In my research on bioinformatics relate to the process of moving data into the database.
Constraint occurs because the data to be inserted into the database is very large (approximately 1-2 million data), thus affecting the speed performance. Is there an algorithm that is able to assist the process of moving data faster. or is there any other solution?
-in this study i use mysql with php programming language.

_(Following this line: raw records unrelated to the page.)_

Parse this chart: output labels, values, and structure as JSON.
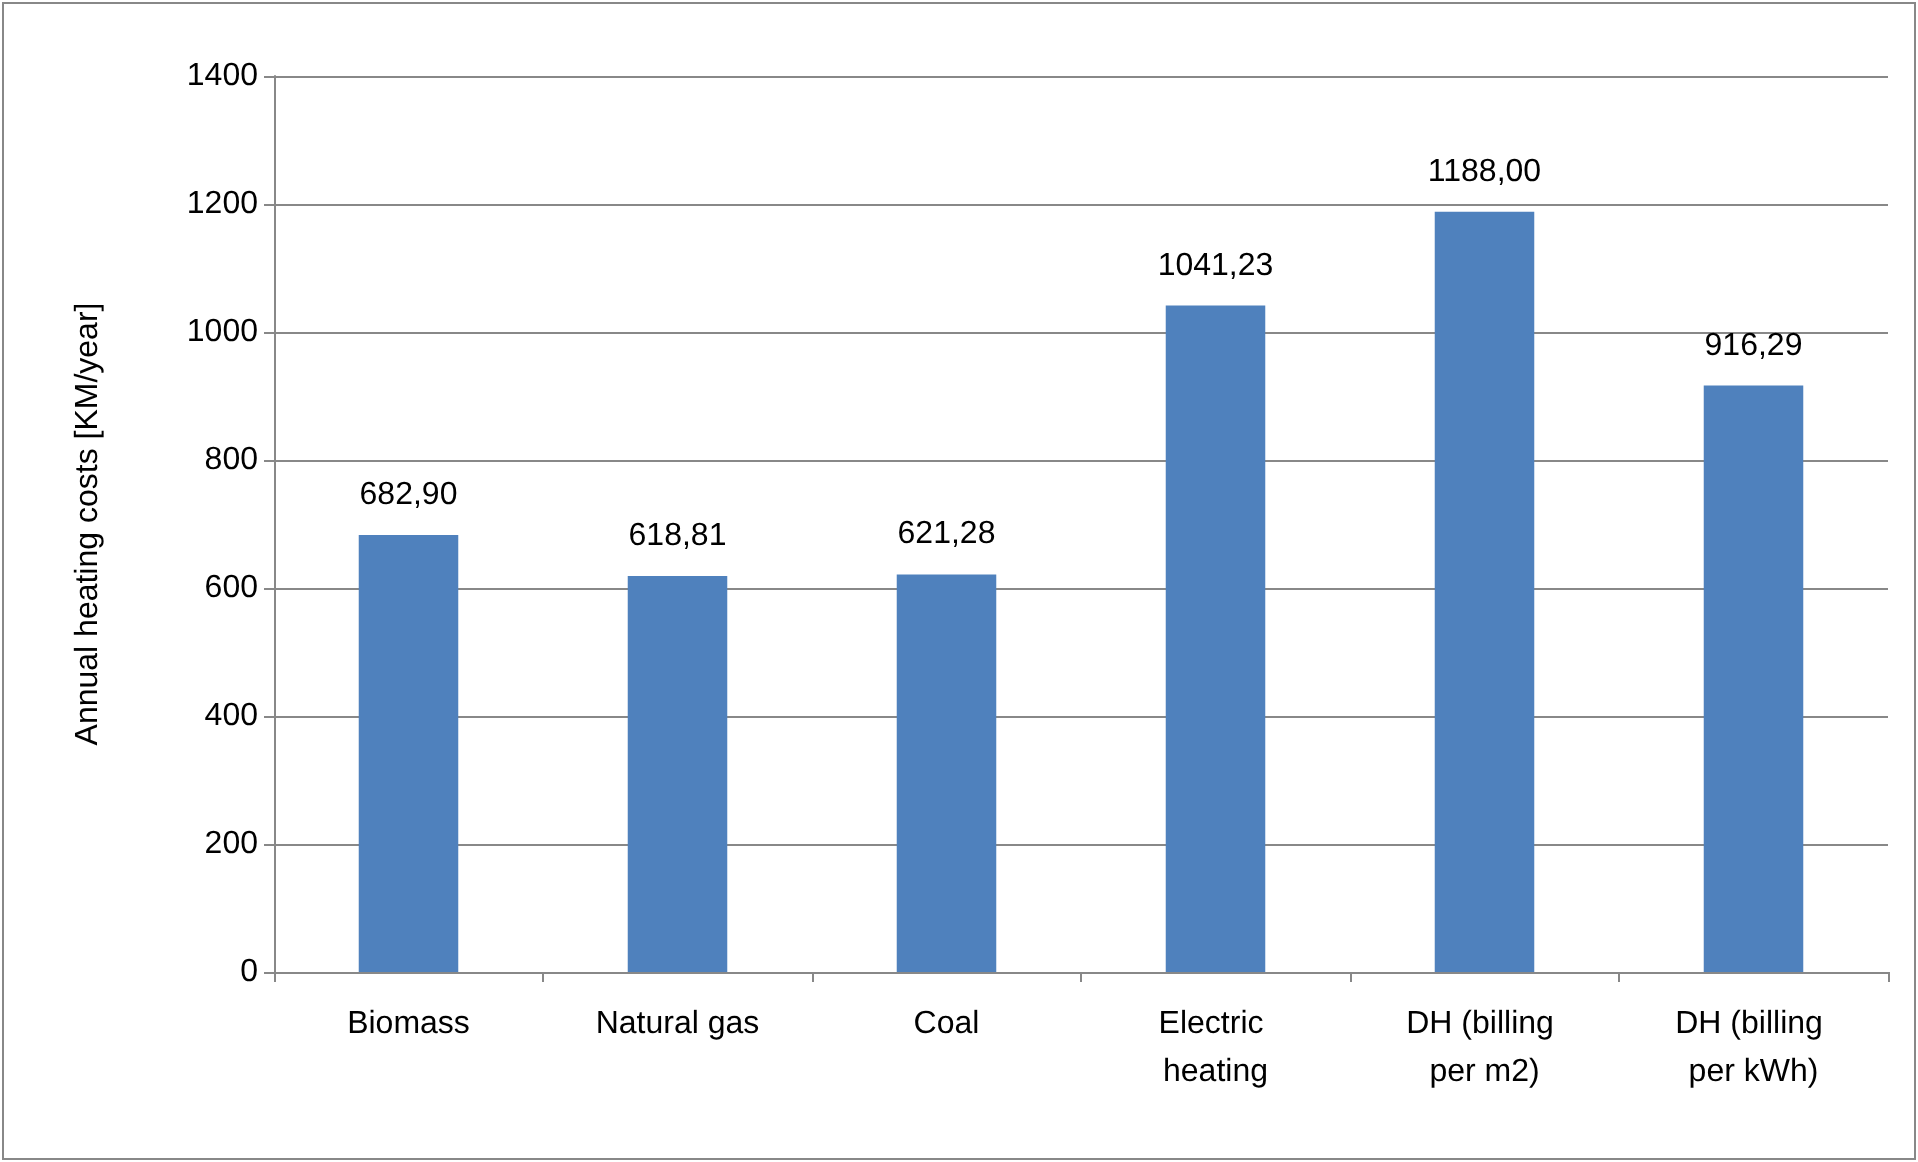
{
  "chart_data": {
    "type": "bar",
    "ylabel": "Annual heating costs [KM/year]",
    "categories": [
      "Biomass",
      "Natural gas",
      "Coal",
      "Electric heating",
      "DH (billing per m2)",
      "DH (billing per kWh)"
    ],
    "values": [
      682.9,
      618.81,
      621.28,
      1041.23,
      1188.0,
      916.29
    ],
    "value_labels": [
      "682,90",
      "618,81",
      "621,28",
      "1041,23",
      "1188,00",
      "916,29"
    ],
    "color": "#4f81bd",
    "ylim": [
      0,
      1400
    ],
    "yticks": [
      0,
      200,
      400,
      600,
      800,
      1000,
      1200,
      1400
    ],
    "grid": "y"
  }
}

This case is, I have 2 files:
1. output.vcf (2 MB)
with the contents of the data like this:
#CHROM POS ID REF ALT QUAL FILTER INFO FORMAT /home/abrari/bioinf/jobs/39/sorting/output.bam
10 389659 . T C 4.13 . DP=2;RPB=9.668049e-01;AF1=0.4999;AC1=1;DP4=0,1,0,1;MQ=42;FQ=4.93;PV4=1,1,1,1 GT:PL:GQ 0/1:32,0,35:31
10 1221790 . A T 17.8 . DP=2;VDB=6.560000e-02;AF1=1;AC1=2;DP4=0,0,0,2;MQ=42;FQ=-33 GT:PL:GQ 1/1:49,6,0:10
....
....
up to 20.000 lines
2. align.bam (7GB)
with the contents of the data like this:
ACTGTACGTACGGGATT.....
to enter data from case files "output.vcf" This database has been solved, but the problem that occurs is the data per row is entered into the database has the inclusion of a long process. it actually does not include the case of entering the data from the file align.bam.
simple example is like this:
from output.vcf:
9 46607305 . A G 222 . DP=90;VDB=0.000000e+00;AF1=1;AC1=2;DP4=0,0,90,0;MQ=42;FQ=-282 GT:PL:GQ 1/1:255,255,0:99
from align.bam:
.....AAAAATCCCCC.....
bold letters "T" that was a position to 46607305 (refer to file output.vcf).
and some important information will be entered into the database is processed:
- 9 //is chrom
- A //ref
- G //alt
- 46607305 //is position
- AAAAA //is 5 the position of the data before the file align.bam
- CCCCC //is 5 the position of the data after the file align.bam
and is processed to row 20,000 lines.
I believe this process is very long to get into the database. due to data entry of case files output.vcf alone is long, not to mention taking the data from the file align.bam is very large file.
is there any solution that could solve this case?